No ns4 or ns5.  Intentional or an oversight?

broquea

Quote from: snarked on July 04, 2008, 07:57:47 PM
I note that the IPv6 lookups do reference all 5 of HE's name servers.  However, the forward lookup does not.

Quotehe.net.              170251  NS      ns1.he.net.
                        170251  NS      ns2.he.net.
                        170251  NS      ns3.he.net.

No ns4 or ns5.  Intentional or an oversight?

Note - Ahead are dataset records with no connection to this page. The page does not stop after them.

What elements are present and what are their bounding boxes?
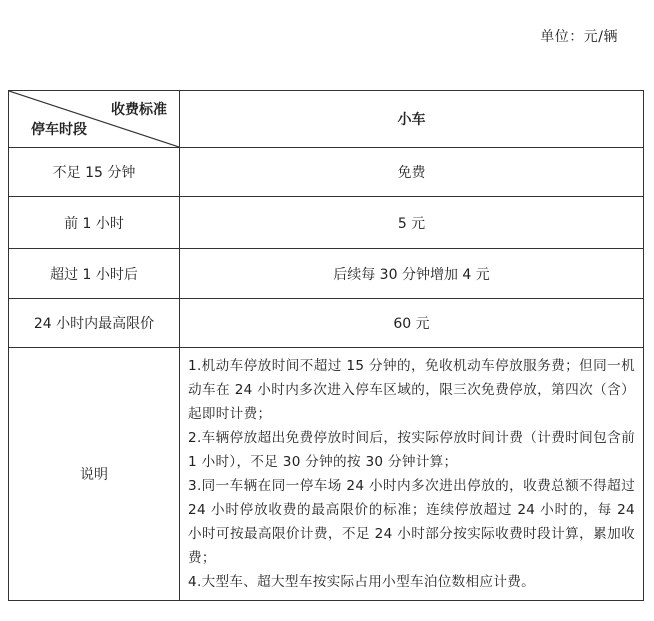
- vehicle-type-header: [180, 91, 644, 148]
- note-item: 2.车辆停放超出免费停放时间后，按实际停放时间计费（计费时间包含前 1 小时），不足 30 分钟的按 30 分钟计算；: [188, 430, 635, 470]
- fee-cell: 60 元: [180, 299, 644, 348]
- fee-standard-label: 收费标准: [111, 102, 167, 118]
- note-item: 4.大型车、超大型车按实际占用小型车泊位数相应计费。: [188, 574, 536, 590]
- fee-cell: 免费: [180, 148, 644, 197]
- fee-cell: 后续每 30 分钟增加 4 元: [180, 249, 644, 299]
- parking-period-label: 停车时段: [31, 122, 87, 138]
- note-item: 1.机动车停放时间不超过 15 分钟的，免收机动车停放服务费；但同一机动车在 24 小时内多次进入停车区域的，限三次免费停放，第四次（含）起即时计费；: [188, 358, 635, 422]
- table-row: [9, 249, 644, 299]
- period-cell: 前 1 小时: [9, 197, 180, 249]
- note-item: 3.同一车辆在同一停车场 24 小时内多次进出停放的，收费总额不得超过 24 小时停放收费的最高限价的标准；连续停放超过 24 小时的，每 24 小时可按最高限价计费，不足 24 小时部分按实际收费时段计算，累加收费；: [188, 478, 635, 566]
- notes-label-cell: 说明: [9, 348, 180, 601]
- period-cell: 不足 15 分钟: [9, 148, 180, 197]
- notes-cell: [180, 348, 644, 601]
- table-row: [9, 299, 644, 348]
- period-cell: 24 小时内最高限价: [9, 299, 180, 348]
- table-row: [9, 197, 644, 249]
- table-row: [9, 148, 644, 197]
- vehicle-type-label: 小车: [397, 112, 426, 128]
- parking-fee-table: [8, 90, 644, 601]
- fee-cell: 5 元: [180, 197, 644, 249]
- period-cell: 超过 1 小时后: [9, 249, 180, 299]
- notes-row: [9, 348, 644, 601]
- diagonal-header-cell: [9, 91, 180, 148]
- unit-label: 单位：元/辆: [540, 29, 618, 45]
- table-header-row: [9, 91, 644, 148]
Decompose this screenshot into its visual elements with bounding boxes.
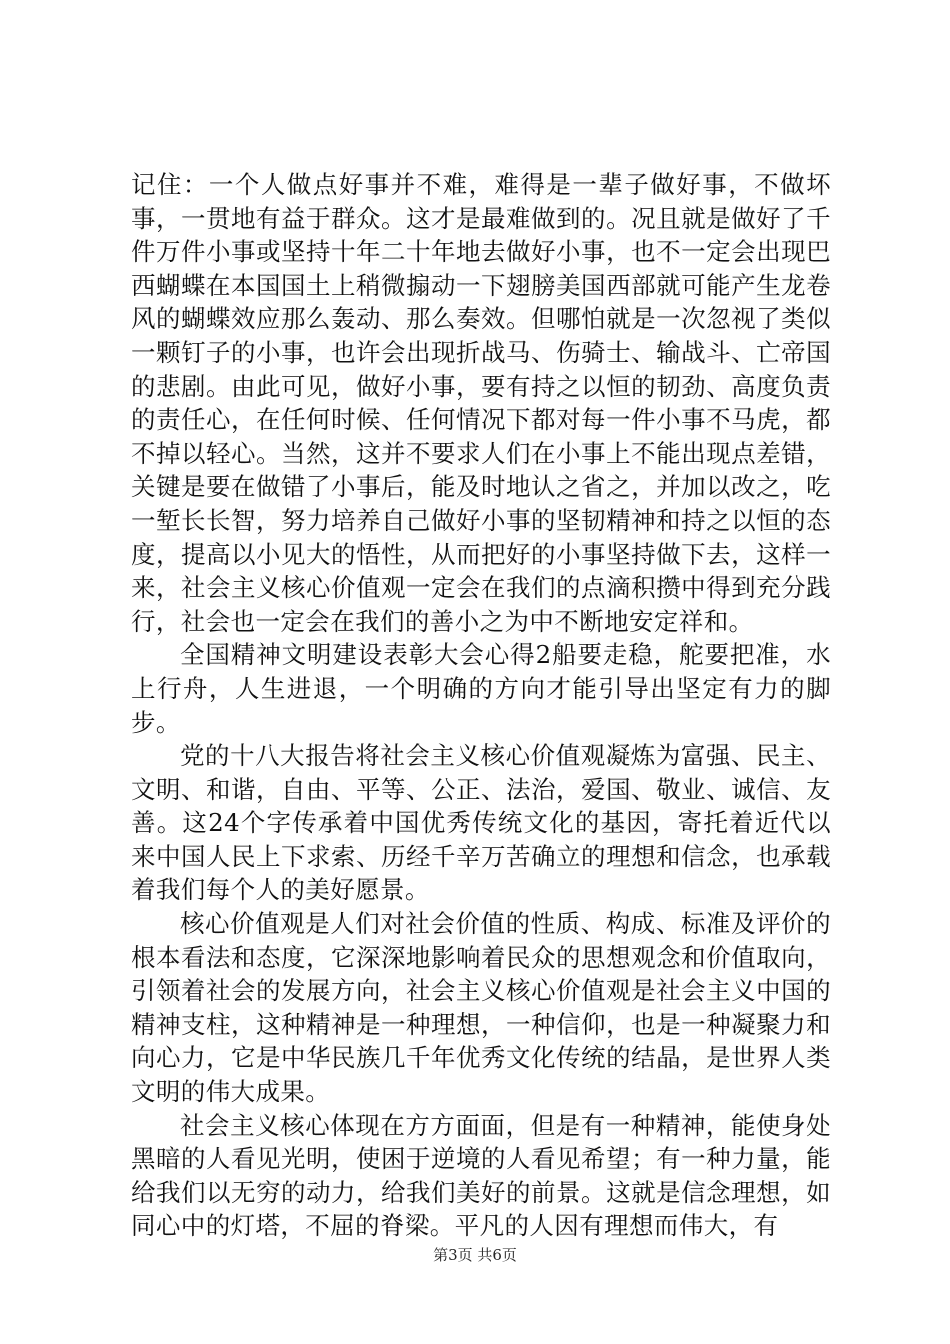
paragraph-2: 全国精神文明建设表彰大会心得2船要走稳，舵要把准，水上行舟，人生进退，一个明确的方向才能引导出坚定有力的脚步。 <box>131 640 831 737</box>
paragraph-1: 记住：一个人做点好事并不难，难得是一辈子做好事，不做坏事，一贯地有益于群众。这才是最难做到的。况且就是做好了千件万件小事或坚持十年二十年地去做好小事，也不一定会出现巴西蝴蝶在本国国土上稍微搧动一下翅膀美国西部就可能产生龙卷风的蝴蝶效应那么轰动、那么奏效。但哪怕就是一次忽视了类似一颗钉子的小事，也许会出现折战马、伤骑士、输战斗、亡帝国的悲剧。由此可见，做好小事，要有持之以恒的韧劲、高度负责的责任心，在任何时候、任何情况下都对每一件小事不马虎，都不掉以轻心。当然，这并不要求人们在小事上不能出现点差错，关键是要在做错了小事后，能及时地认之省之，并加以改之，吃一堑长长智，努力培养自己做好小事的坚韧精神和持之以恒的态度，提高以小见大的悟性，从而把好的小事坚持做下去，这样一来，社会主义核心价值观一定会在我们的点滴积攒中得到充分践行，社会也一定会在我们的善小之为中不断地安定祥和。 <box>131 170 831 636</box>
paragraph-3: 党的十八大报告将社会主义核心价值观凝炼为富强、民主、文明、和谐，自由、平等、公正、法治，爱国、敬业、诚信、友善。这24个字传承着中国优秀传统文化的基因，寄托着近代以来中国人民上下求索、历经千辛万苦确立的理想和信念，也承载着我们每个人的美好愿景。 <box>131 741 831 905</box>
paragraph-5: 社会主义核心体现在方方面面，但是有一种精神，能使身处黑暗的人看见光明，使困于逆境的人看见希望；有一种力量，能给我们以无穷的动力，给我们美好的前景。这就是信念理想，如同心中的灯塔，不屈的脊梁。平凡的人因有理想而伟大，有 <box>131 1110 831 1241</box>
paragraph-4: 核心价值观是人们对社会价值的性质、构成、标准及评价的根本看法和态度，它深深地影响着民众的思想观念和价值取向，引领着社会的发展方向，社会主义核心价值观是社会主义中国的精神支柱，这种精神是一种理想，一种信仰，也是一种凝聚力和向心力，它是中华民族几千年优秀文化传统的结晶，是世界人类文明的伟大成果。 <box>131 909 831 1107</box>
document-body <box>131 168 831 1243</box>
page-number-footer: 第3页 共6页 <box>433 1246 517 1264</box>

ns4-5 are recently added (last 6mo+) to our production authoritative nameserver pool. The first step was to migrate the rDNS for our /32 from ns1.ipv6.he.net/ns2.ipv6.he.net to all 5 nameservers. The next phase is working with the registrar to get glue, as well as updating to have all 5 listed for our domain. Since the first 3 work without issue serving all the forward entries we host, we haven't felt pressed for time on adding the remaining 2 nameservers so we don't have an ETA on when the other 2 will be added at the registrar.